U.S. Biological Weapons - History - Cold War (1946-69)

Cold War (1946-69)

Immediately following World War II, production of U.S. biological warfare agents went from "factory-level to laboratory-level". Meanwhile, work on biological weapons delivery systems increased. By 1950 the principal U.S. bio-weapons facility was located at Camp Detrick in Maryland under the auspices of the Research and Engineering Division of the U.S. Army Chemical Corps. The U.S. also maintained bio-warfare facilities at Fort Terry, an animal research facility on Plum Island. From the end of World War II through the Korean War, the U.S. Army, the Chemical Corps and the U.S. Air Force all made great strides in their biological warfare programs, especially concerning delivery systems.
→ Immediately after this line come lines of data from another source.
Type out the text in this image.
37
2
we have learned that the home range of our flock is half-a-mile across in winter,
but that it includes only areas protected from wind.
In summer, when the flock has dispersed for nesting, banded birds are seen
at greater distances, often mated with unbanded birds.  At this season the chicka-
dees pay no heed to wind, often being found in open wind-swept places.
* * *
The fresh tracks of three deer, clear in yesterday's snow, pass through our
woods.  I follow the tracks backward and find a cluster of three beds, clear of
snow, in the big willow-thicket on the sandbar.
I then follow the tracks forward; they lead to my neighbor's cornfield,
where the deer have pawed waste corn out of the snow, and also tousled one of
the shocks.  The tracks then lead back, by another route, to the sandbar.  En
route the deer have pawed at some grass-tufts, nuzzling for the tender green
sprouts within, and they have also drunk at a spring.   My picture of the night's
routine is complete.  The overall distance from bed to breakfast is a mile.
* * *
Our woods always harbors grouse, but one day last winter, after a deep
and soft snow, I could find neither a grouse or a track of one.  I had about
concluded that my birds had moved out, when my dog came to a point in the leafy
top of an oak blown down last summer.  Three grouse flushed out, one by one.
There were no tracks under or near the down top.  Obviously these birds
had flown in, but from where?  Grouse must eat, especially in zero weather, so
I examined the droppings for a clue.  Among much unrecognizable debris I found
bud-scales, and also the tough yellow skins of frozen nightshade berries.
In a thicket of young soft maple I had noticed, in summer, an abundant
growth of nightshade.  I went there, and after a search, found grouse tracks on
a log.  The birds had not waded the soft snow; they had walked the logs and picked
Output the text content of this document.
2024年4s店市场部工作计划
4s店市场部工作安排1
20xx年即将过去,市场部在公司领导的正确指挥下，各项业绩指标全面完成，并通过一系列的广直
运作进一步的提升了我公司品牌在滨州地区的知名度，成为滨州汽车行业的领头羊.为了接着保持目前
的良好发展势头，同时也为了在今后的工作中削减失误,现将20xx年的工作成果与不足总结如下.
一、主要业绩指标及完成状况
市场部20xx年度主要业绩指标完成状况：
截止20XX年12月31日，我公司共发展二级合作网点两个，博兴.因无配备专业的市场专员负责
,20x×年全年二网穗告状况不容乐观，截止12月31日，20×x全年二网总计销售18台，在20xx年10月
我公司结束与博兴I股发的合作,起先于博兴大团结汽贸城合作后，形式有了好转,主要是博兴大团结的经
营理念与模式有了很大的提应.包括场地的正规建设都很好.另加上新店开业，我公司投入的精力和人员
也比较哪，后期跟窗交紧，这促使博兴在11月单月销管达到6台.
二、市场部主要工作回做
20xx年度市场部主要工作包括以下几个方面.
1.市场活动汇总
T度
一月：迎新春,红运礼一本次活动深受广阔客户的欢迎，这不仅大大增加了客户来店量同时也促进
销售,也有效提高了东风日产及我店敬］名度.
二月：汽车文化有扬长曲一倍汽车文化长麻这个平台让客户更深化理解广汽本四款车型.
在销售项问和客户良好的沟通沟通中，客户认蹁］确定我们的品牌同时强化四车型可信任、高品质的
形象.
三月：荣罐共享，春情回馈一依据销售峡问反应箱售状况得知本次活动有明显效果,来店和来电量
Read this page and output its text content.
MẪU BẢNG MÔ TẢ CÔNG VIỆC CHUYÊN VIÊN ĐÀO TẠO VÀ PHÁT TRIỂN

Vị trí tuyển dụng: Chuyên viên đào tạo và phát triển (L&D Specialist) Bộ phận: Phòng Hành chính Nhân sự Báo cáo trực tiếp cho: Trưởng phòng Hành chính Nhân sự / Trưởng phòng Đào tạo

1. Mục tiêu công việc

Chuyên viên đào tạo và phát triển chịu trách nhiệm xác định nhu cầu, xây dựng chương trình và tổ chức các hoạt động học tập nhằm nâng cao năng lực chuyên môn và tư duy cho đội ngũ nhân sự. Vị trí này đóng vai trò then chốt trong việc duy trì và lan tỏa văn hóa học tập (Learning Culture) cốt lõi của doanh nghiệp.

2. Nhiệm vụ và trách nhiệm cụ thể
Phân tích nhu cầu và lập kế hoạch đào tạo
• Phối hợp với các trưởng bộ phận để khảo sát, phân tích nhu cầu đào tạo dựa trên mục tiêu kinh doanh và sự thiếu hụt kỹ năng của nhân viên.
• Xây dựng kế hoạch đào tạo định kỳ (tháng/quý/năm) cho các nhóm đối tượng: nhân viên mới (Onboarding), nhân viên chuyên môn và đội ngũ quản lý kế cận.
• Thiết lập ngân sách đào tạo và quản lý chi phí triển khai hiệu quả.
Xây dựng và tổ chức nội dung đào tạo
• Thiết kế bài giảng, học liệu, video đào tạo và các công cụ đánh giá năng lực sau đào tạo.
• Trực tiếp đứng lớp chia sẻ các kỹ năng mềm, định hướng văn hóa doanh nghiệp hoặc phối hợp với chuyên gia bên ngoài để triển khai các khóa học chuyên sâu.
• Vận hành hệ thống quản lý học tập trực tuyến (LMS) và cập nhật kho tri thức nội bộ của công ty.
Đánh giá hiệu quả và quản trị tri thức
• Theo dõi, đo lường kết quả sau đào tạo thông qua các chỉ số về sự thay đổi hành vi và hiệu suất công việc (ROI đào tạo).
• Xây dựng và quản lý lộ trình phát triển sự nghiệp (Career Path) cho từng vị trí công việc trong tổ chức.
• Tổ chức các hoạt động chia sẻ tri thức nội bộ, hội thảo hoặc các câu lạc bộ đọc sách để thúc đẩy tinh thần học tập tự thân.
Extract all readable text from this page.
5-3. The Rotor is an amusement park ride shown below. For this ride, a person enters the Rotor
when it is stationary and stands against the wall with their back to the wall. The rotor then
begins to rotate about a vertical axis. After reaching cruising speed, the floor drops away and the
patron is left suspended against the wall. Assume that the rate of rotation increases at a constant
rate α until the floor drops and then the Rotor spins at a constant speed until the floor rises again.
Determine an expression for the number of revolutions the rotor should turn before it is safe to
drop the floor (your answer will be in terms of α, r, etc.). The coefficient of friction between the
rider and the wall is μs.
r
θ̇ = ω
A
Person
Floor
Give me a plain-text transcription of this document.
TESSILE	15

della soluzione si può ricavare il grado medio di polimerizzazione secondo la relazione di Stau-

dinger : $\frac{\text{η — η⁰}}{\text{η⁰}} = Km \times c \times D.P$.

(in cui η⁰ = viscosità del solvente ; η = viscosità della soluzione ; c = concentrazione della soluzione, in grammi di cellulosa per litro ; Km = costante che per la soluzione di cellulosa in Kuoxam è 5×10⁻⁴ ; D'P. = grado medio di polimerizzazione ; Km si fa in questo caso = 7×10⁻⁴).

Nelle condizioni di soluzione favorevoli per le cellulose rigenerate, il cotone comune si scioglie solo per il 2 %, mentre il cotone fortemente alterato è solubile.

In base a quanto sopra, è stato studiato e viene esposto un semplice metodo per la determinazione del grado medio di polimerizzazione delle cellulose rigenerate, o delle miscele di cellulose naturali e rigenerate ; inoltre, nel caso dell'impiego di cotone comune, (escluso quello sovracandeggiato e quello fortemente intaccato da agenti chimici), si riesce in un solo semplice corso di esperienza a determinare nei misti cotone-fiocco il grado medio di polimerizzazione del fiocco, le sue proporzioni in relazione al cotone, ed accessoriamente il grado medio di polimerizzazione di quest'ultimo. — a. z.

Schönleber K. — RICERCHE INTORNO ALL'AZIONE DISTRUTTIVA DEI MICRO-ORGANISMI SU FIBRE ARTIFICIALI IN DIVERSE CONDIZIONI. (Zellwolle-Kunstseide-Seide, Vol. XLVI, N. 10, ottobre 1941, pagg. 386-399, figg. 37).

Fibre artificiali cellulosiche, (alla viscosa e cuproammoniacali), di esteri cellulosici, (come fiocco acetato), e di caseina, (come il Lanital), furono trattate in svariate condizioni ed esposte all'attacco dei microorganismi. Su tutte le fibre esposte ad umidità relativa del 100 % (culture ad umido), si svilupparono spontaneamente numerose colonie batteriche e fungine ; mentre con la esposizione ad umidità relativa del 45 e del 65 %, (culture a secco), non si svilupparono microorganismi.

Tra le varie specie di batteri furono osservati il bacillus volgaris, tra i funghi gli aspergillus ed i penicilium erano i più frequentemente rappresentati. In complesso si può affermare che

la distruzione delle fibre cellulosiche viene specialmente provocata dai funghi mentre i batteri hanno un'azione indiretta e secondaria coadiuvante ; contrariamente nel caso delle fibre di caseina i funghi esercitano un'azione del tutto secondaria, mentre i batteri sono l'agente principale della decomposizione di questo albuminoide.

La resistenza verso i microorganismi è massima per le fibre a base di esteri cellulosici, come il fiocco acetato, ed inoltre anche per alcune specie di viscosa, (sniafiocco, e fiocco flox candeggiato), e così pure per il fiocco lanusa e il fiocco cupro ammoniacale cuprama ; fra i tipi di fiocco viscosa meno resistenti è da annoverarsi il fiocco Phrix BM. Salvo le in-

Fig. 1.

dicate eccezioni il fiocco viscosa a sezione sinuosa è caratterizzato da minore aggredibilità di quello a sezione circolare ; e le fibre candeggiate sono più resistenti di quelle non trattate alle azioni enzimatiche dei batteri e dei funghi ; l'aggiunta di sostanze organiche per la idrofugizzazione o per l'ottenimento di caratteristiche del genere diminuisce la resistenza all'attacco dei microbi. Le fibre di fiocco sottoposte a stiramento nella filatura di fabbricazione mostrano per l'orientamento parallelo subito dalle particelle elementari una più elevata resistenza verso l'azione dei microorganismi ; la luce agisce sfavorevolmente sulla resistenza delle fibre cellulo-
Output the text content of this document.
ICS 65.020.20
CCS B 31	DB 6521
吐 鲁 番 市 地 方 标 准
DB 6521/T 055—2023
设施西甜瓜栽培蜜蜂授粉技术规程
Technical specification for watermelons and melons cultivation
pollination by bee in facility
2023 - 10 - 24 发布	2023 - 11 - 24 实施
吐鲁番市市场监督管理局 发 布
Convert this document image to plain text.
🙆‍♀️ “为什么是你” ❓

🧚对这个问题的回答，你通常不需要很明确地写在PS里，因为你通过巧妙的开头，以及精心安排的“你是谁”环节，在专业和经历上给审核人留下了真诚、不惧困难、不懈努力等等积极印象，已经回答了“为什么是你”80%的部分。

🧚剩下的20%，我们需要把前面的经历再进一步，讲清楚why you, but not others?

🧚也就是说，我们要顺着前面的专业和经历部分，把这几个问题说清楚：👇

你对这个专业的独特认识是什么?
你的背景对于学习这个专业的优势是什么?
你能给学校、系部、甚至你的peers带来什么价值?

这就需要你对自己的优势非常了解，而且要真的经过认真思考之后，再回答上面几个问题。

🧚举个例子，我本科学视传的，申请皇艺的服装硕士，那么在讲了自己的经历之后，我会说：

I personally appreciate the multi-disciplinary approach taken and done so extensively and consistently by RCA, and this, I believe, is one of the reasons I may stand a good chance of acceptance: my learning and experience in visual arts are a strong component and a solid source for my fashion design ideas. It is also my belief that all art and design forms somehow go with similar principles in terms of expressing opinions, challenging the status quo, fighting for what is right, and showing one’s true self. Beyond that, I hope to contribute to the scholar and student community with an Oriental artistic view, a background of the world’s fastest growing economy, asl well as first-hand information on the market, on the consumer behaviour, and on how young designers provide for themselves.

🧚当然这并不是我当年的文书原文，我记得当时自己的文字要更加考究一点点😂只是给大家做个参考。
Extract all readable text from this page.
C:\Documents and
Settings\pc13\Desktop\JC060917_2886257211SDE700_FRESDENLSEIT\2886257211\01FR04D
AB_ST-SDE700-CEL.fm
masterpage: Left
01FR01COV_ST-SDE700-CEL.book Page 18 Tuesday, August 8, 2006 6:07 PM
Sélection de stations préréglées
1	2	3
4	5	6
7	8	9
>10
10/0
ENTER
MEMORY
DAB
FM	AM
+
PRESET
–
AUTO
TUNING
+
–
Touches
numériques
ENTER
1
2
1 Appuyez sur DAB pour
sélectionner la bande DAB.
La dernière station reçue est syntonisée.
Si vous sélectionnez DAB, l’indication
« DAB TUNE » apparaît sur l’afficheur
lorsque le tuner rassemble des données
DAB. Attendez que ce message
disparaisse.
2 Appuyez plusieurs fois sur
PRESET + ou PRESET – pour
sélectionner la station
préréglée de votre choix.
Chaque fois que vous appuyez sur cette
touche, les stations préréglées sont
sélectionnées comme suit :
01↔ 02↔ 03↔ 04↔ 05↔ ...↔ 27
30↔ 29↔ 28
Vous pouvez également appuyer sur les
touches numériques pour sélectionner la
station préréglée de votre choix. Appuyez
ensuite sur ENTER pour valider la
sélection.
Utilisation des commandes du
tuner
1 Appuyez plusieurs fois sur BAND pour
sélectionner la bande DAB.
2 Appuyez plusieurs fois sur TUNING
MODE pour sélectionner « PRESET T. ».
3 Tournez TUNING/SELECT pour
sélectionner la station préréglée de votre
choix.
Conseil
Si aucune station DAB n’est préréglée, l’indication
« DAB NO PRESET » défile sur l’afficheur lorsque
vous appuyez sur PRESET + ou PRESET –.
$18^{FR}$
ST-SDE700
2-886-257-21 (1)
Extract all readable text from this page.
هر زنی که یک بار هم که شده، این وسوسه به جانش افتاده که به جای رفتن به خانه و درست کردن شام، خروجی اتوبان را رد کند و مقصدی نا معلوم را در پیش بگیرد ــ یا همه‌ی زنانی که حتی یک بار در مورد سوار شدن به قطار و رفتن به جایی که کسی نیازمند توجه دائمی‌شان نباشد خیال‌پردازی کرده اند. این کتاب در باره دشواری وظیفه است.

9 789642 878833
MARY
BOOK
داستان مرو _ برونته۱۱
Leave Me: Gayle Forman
The U.S. biological program expanded significantly during the Korean War. From 1952-1954 the Chemical Corps maintained a biological weapons research and development facility at Fort Terry on Plum Island, New York. The Fort Terry facility's focus was on anti-animal biological weapon research and development; the facility researched more than a dozen potential BW agents. A facility was opened in Pine Bluff, Arkansas, Pine Bluff Arsenal and by 1954 the production of weapons-grade agents began.

Another substantive expansion phase was during the Kennedy-Johnson years, after McNamara initiated Project 112 as a comprehensive initiative, starting in 1961. Despite an increase in testing, the readiness for biological warfare remained limited after this program. A 10 November 1969 report by the Interdepartmental Political-Military Group submitted its findings to the Nixon administration that the American BW capability was limited:

No large inventory of dry (powdered) anti-personnel lethal or incapacitating biological agents is maintained and only eight aircraft spray disseminators are in the inventory. No missile delivery capabilities are currently maintained for delivery of biological agents, although a bomblet containing warhead for the sergeant missile has been standardized, but not produced in quantity. Small quantities of both lethal and incapacitating biological agents are maintained in special warfare devices.

Subsequently Nixon announced that the US was unilaterally renouncing its biological warfare program.